INDEPENDENT travel agents will be better placed than multiples to cope with tougher regulations on the way travel insurance is sold, argues Bailey’s Travel managing director Chris Bailey.
He admitted travel agents have not been good at selling travel insurance.
They charge ’embarrassingly’ high premiums and add it to the sale of a holiday without knowing about the product, but Bailey said this will change under the General Insurance Standards Council.
The GISC, a voluntary body being set up to oversee the way travel insurance is sold, plans to start signing members from February next year.
Under the proposals, all travel agents will have to join.
“I welcome being told that travel insurance should be regulated because we ought to have a greater sense of responsibility about the product, but it will be more difficult to sell,” Bailey added.
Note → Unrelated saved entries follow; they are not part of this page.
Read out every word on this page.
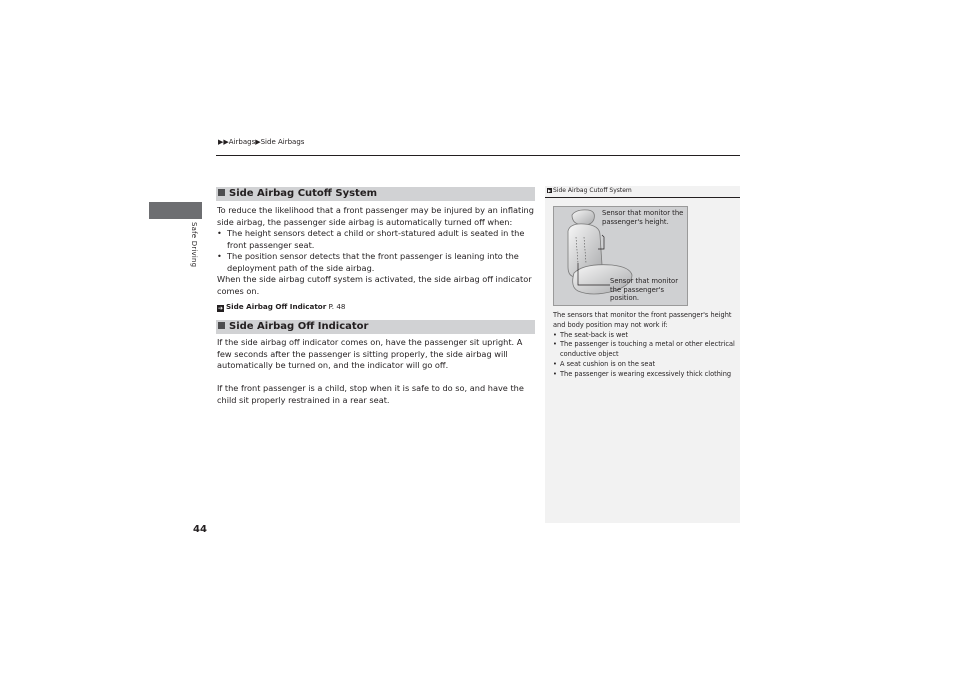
▶▶Airbags▶Side Airbags
Safe Driving
Side Airbag Cutoff System

To reduce the likelihood that a front passenger may be injured by an inflating side airbag, the passenger side airbag is automatically turned off when:

• The height sensors detect a child or short-statured adult is seated in the front passenger seat.
• The position sensor detects that the front passenger is leaning into the deployment path of the side airbag.

When the side airbag cutoff system is activated, the side airbag off indicator comes on.

➔ Side Airbag Off Indicator P. 48
Side Airbag Off Indicator

If the side airbag off indicator comes on, have the passenger sit upright. A few seconds after the passenger is sitting properly, the side airbag will automatically be turned on, and the indicator will go off.

If the front passenger is a child, stop when it is safe to do so, and have the child sit properly restrained in a rear seat.

▶ Side Airbag Cutoff System
Sensor that monitor the passenger's height.
Sensor that monitor the passenger's position.

The sensors that monitor the front passenger's height and body position may not work if:

• The seat-back is wet
• The passenger is touching a metal or other electrical conductive object
• A seat cushion is on the seat
• The passenger is wearing excessively thick clothing
44
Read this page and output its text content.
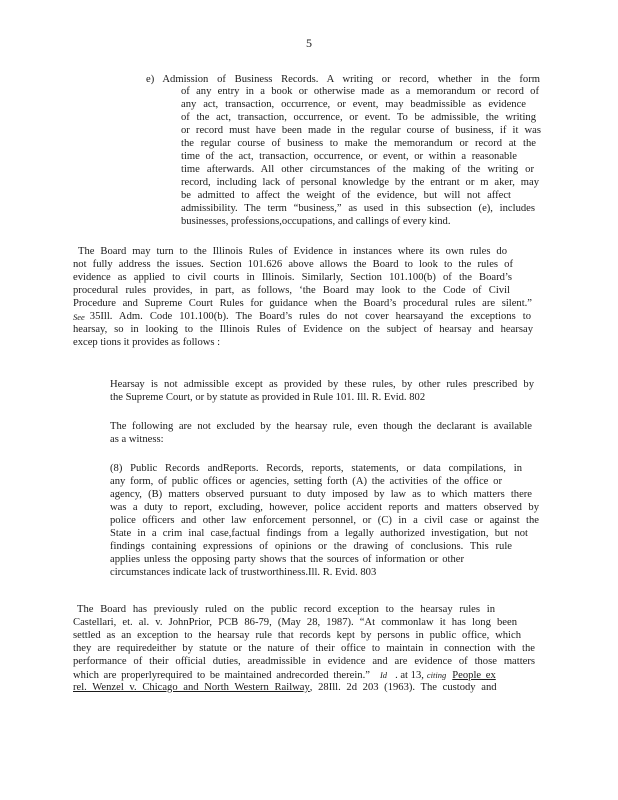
5
e) Admission of Business Records. A writing or record, whether in the form
of any entry in a book or otherwise made as a memorandum or record of
any act, transaction, occurrence, or event, may beadmissible as evidence
of the act, transaction, occurrence, or event. To be admissible, the writing
or record must have been made in the regular course of business, if it was
the regular course of business to make the memorandum or record at the
time of the act, transaction, occurrence, or event, or within a reasonable
time afterwards. All other circumstances of the making of the writing or
record, including lack of personal knowledge by the entrant or m aker, may
be admitted to affect the weight of the evidence, but will not affect
admissibility. The term “business,” as used in this subsection (e), includes
businesses, professions,occupations, and callings of every kind.
The Board may turn to the Illinois Rules of Evidence in instances where its own rules do
not fully address the issues. Section 101.626 above allows the Board to look to the rules of
evidence as applied to civil courts in Illinois. Similarly, Section 101.100(b) of the Board’s
procedural rules provides, in part, as follows, ‘the Board may look to the Code of Civil
Procedure and Supreme Court Rules for guidance when the Board’s procedural rules are silent.”
See 35Ill. Adm. Code 101.100(b). The Board’s rules do not cover hearsayand the exceptions to
hearsay, so in looking to the Illinois Rules of Evidence on the subject of hearsay and hearsay
excep tions it provides as follows :
Hearsay is not admissible except as provided by these rules, by other rules prescribed by
the Supreme Court, or by statute as provided in Rule 101. Ill. R. Evid. 802
The following are not excluded by the hearsay rule, even though the declarant is available
as a witness:
(8) Public Records andReports. Records, reports, statements, or data compilations, in
any form, of public offices or agencies, setting forth (A) the activities of the office or
agency, (B) matters observed pursuant to duty imposed by law as to which matters there
was a duty to report, excluding, however, police accident reports and matters observed by
police officers and other law enforcement personnel, or (C) in a civil case or against the
State in a crim inal case,factual findings from a legally authorized investigation, but not
findings containing expressions of opinions or the drawing of conclusions. This rule
applies unless the opposing party shows that the sources of information or other
circumstances indicate lack of trustworthiness.Ill. R. Evid. 803
The Board has previously ruled on the public record exception to the hearsay rules in
Castellari, et. al. v. JohnPrior, PCB 86-79, (May 28, 1987). “At commonlaw it has long been
settled as an exception to the hearsay rule that records kept by persons in public office, which
they are requiredeither by statute or the nature of their office to maintain in connection with the
performance of their official duties, areadmissible in evidence and are evidence of those matters
which are properlyrequired to be maintained andrecorded therein.” Id . at 13, citing People ex
rel. Wenzel v. Chicago and North Western Railway , 28Ill. 2d 203 (1963). The custody and
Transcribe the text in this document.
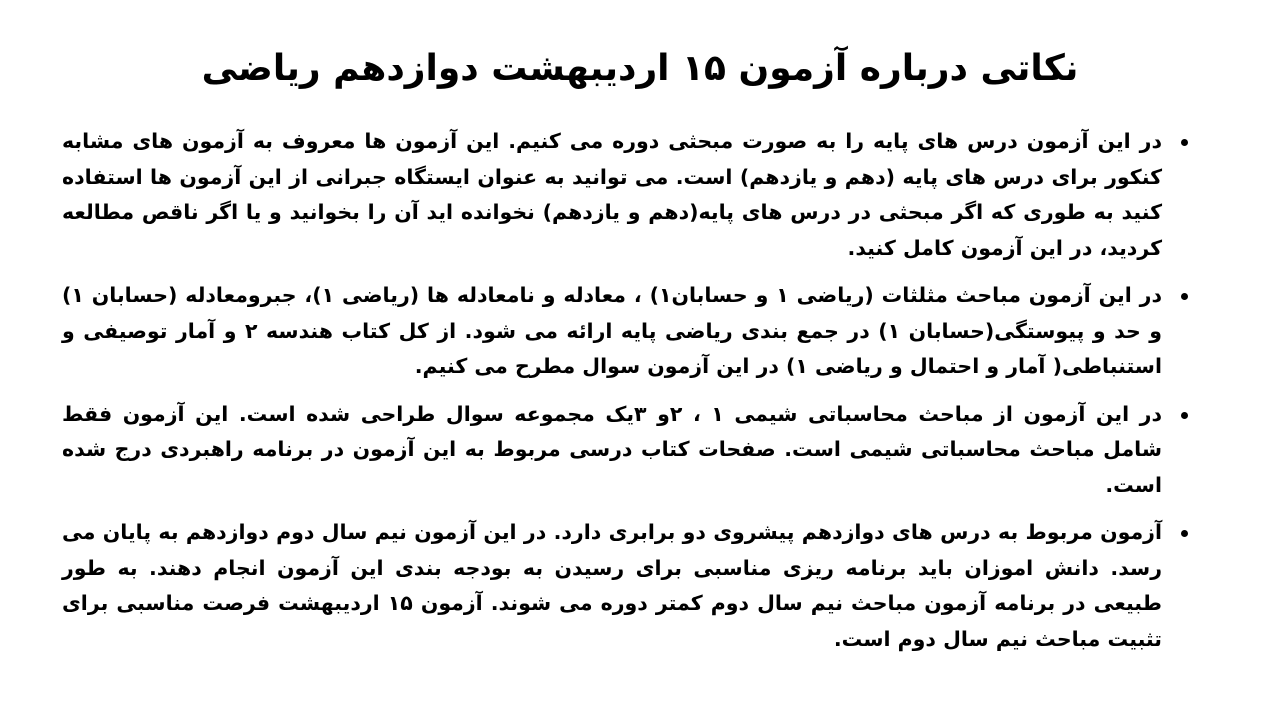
نکاتی درباره آزمون ۱۵ اردیبهشت دوازدهم ریاضی
در این آزمون درس های پایه را به صورت مبحثی دوره می کنیم. این آزمون ها معروف به آزمون های مشابه کنکور برای درس های پایه (دهم و یازدهم) است. می توانید به عنوان ایستگاه جبرانی از این آزمون ها استفاده کنید به طوری که اگر مبحثی در درس های پایه(دهم و یازدهم) نخوانده اید آن را بخوانید و یا اگر ناقص مطالعه کردید، در این آزمون کامل کنید.
در این آزمون مباحث مثلثات (ریاضی ۱ و حسابان۱) ، معادله و نامعادله ها (ریاضی ۱)، جبرومعادله (حسابان ۱) و حد و پیوستگی(حسابان ۱) در جمع بندی ریاضی پایه ارائه می شود. از کل کتاب هندسه ۲ و آمار توصیفی و استنباطی( آمار و احتمال و ریاضی ۱) در این آزمون سوال مطرح می کنیم.
در این آزمون از مباحث محاسباتی شیمی ۱ ، ۲و ۳یک مجموعه سوال طراحی شده است. این آزمون فقط شامل مباحث محاسباتی شیمی است. صفحات کتاب درسی مربوط به این آزمون در برنامه راهبردی درج شده است.
آزمون مربوط به درس های دوازدهم پیشروی دو برابری دارد. در این آزمون نیم سال دوم دوازدهم به پایان می رسد. دانش اموزان باید برنامه ریزی مناسبی برای رسیدن به بودجه بندی این آزمون انجام دهند. به طور طبیعی در برنامه آزمون مباحث نیم سال دوم کمتر دوره می شوند. آزمون ۱۵ اردیبهشت فرصت مناسبی برای تثبیت مباحث نیم سال دوم است.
“Independents will be in a better position than the multiples to make sure their staff have proper training. The GISC could be good news for us.”
Bailey added that while he welcomed the GISC, he would have liked to have been consulted about the way it will operate.
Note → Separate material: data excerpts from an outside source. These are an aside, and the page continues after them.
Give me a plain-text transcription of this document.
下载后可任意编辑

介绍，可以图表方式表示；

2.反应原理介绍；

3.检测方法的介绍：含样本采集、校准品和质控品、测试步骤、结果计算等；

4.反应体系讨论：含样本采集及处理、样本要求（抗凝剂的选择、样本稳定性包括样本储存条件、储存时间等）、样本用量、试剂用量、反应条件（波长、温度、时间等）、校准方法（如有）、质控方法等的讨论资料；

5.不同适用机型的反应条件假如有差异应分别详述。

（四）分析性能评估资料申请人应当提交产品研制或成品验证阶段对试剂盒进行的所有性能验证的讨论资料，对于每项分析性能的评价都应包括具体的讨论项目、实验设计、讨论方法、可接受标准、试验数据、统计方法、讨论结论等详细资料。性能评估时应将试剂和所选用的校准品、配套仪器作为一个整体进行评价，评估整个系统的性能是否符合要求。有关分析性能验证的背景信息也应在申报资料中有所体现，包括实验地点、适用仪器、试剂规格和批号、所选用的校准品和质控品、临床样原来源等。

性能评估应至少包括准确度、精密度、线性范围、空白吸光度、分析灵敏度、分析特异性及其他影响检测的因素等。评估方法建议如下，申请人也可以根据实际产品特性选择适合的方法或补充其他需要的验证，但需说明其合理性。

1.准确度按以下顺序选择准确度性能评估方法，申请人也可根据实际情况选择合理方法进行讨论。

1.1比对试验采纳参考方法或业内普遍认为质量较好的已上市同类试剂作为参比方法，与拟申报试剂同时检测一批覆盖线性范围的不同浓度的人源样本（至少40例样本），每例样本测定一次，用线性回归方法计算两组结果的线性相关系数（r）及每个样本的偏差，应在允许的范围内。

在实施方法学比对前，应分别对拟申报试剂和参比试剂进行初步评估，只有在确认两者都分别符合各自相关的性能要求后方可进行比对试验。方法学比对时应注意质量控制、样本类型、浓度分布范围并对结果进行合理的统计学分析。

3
“Travel agents are the silent majority. We sell 66% of travel insurance, and while the GISC might not come to talk to Bailey’s Travel, I suspect no-one has spoken to Lunn Poly and Going Places either,” Bailey said.
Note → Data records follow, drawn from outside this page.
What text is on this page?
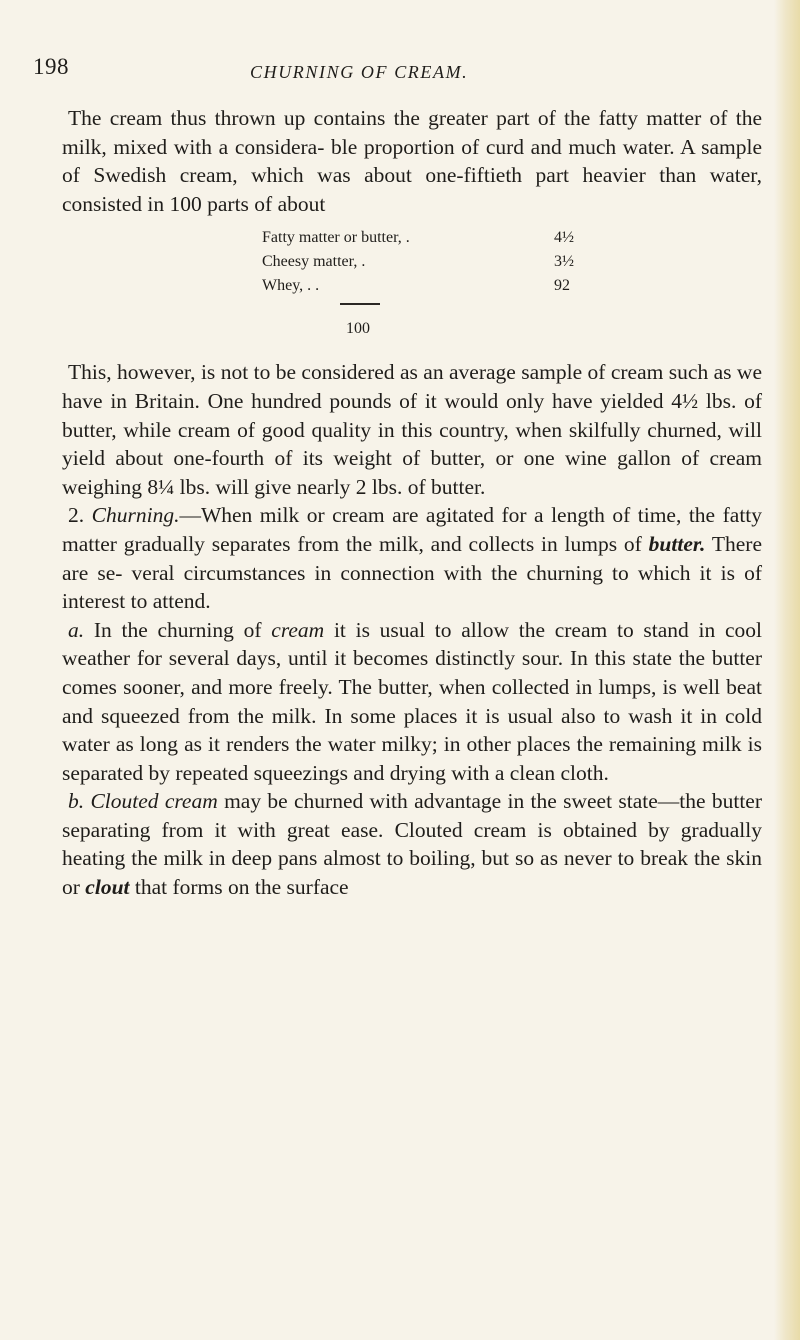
198	CHURNING OF CREAM.

The cream thus thrown up contains the greater part of the fatty matter of the milk, mixed with a considera- ble proportion of curd and much water. A sample of Swedish cream, which was about one-fiftieth part heavier than water, consisted in 100 parts of about

Fatty matter or butter, .	4½
Cheesy matter, .	3½
Whey, . .	92
100

This, however, is not to be considered as an average sample of cream such as we have in Britain. One hundred pounds of it would only have yielded 4½ lbs. of butter, while cream of good quality in this country, when skilfully churned, will yield about one-fourth of its weight of butter, or one wine gallon of cream weighing 8¼ lbs. will give nearly 2 lbs. of butter.

2. Churning.—When milk or cream are agitated for a length of time, the fatty matter gradually separates from the milk, and collects in lumps of butter. There are se- veral circumstances in connection with the churning to which it is of interest to attend.

a. In the churning of cream it is usual to allow the cream to stand in cool weather for several days, until it becomes distinctly sour. In this state the butter comes sooner, and more freely. The butter, when collected in lumps, is well beat and squeezed from the milk. In some places it is usual also to wash it in cold water as long as it renders the water milky; in other places the remaining milk is separated by repeated squeezings and drying with a clean cloth.

b. Clouted cream may be churned with advantage in the sweet state—the butter separating from it with great ease. Clouted cream is obtained by gradually heating the milk in deep pans almost to boiling, but so as never to break the skin or clout that forms on the surface
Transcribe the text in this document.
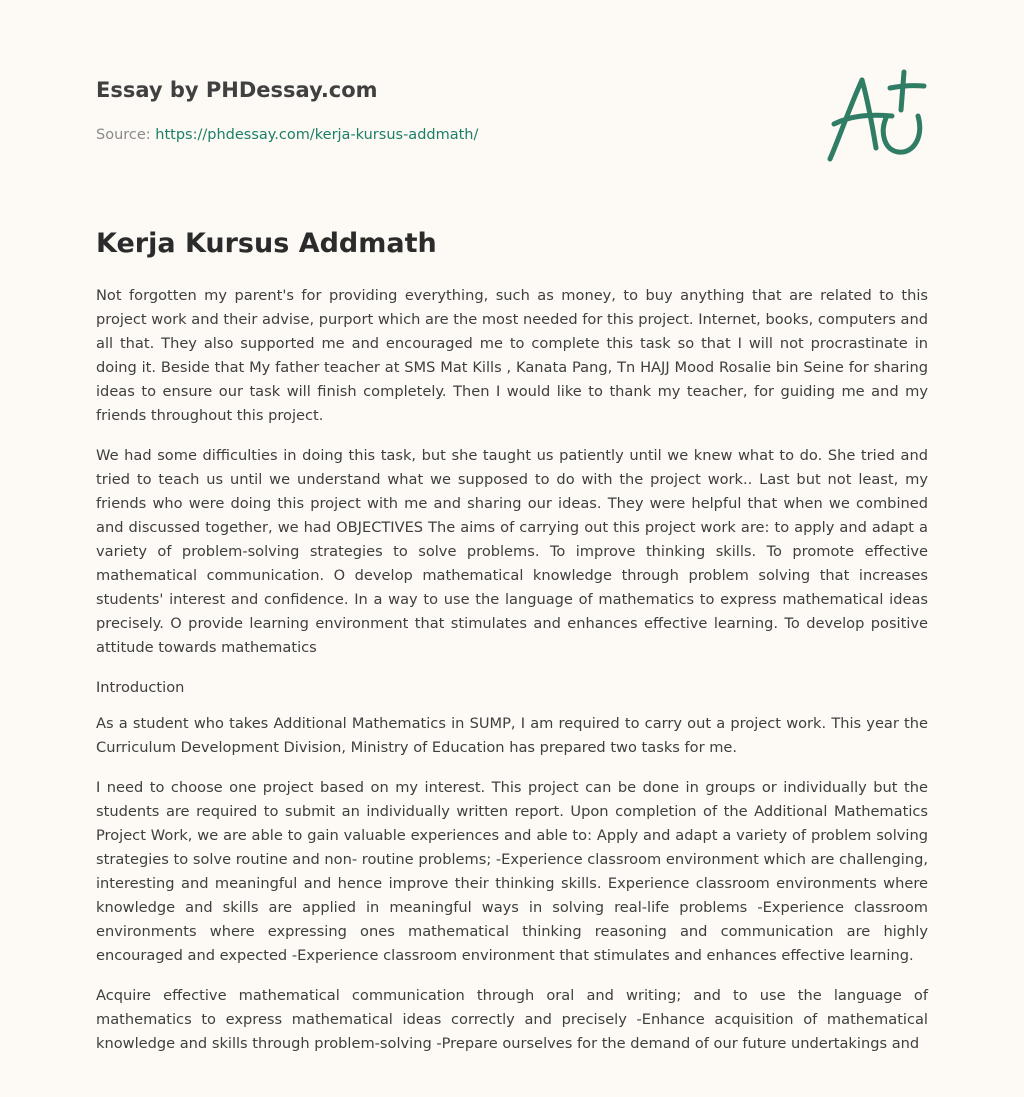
Essay by PHDessay.com
Source: https://phdessay.com/kerja-kursus-addmath/
Kerja Kursus Addmath

Not forgotten my parent's for providing everything, such as money, to buy anything that are related to this project work and their advise, purport which are the most needed for this project. Internet, books, computers and all that. They also supported me and encouraged me to complete this task so that I will not procrastinate in doing it. Beside that My father teacher at SMS Mat Kills , Kanata Pang, Tn HAJJ Mood Rosalie bin Seine for sharing ideas to ensure our task will finish completely. Then I would like to thank my teacher, for guiding me and my friends throughout this project.

We had some difficulties in doing this task, but she taught us patiently until we knew what to do. She tried and tried to teach us until we understand what we supposed to do with the project work.. Last but not least, my friends who were doing this project with me and sharing our ideas. They were helpful that when we combined and discussed together, we had OBJECTIVES The aims of carrying out this project work are: to apply and adapt a variety of problem-solving strategies to solve problems. To improve thinking skills. To promote effective mathematical communication. O develop mathematical knowledge through problem solving that increases students' interest and confidence. In a way to use the language of mathematics to express mathematical ideas precisely. O provide learning environment that stimulates and enhances effective learning. To develop positive attitude towards mathematics

Introduction

As a student who takes Additional Mathematics in SUMP, I am required to carry out a project work. This year the Curriculum Development Division, Ministry of Education has prepared two tasks for me.

I need to choose one project based on my interest. This project can be done in groups or individually but the students are required to submit an individually written report. Upon completion of the Additional Mathematics Project Work, we are able to gain valuable experiences and able to: Apply and adapt a variety of problem solving strategies to solve routine and non- routine problems; -Experience classroom environment which are challenging, interesting and meaningful and hence improve their thinking skills. Experience classroom environments where knowledge and skills are applied in meaningful ways in solving real-life problems -Experience classroom environments where expressing ones mathematical thinking reasoning and communication are highly encouraged and expected -Experience classroom environment that stimulates and enhances effective learning.

Acquire effective mathematical communication through oral and writing; and to use the language of mathematics to express mathematical ideas correctly and precisely -Enhance acquisition of mathematical knowledge and skills through problem-solving -Prepare ourselves for the demand of our future undertakings and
“I would have expected ABTA and our travel insurance provider to do more.”
ABTA head of finance Mike Monk said the association was holding regular meetings with GISC chief executive Chris Woodburn and had written to members about the new body.
He added: “Our members are bombarded with paper work and we know it doesn’t all get read.
“But we also know this is a very important issue and we are doing something about it.”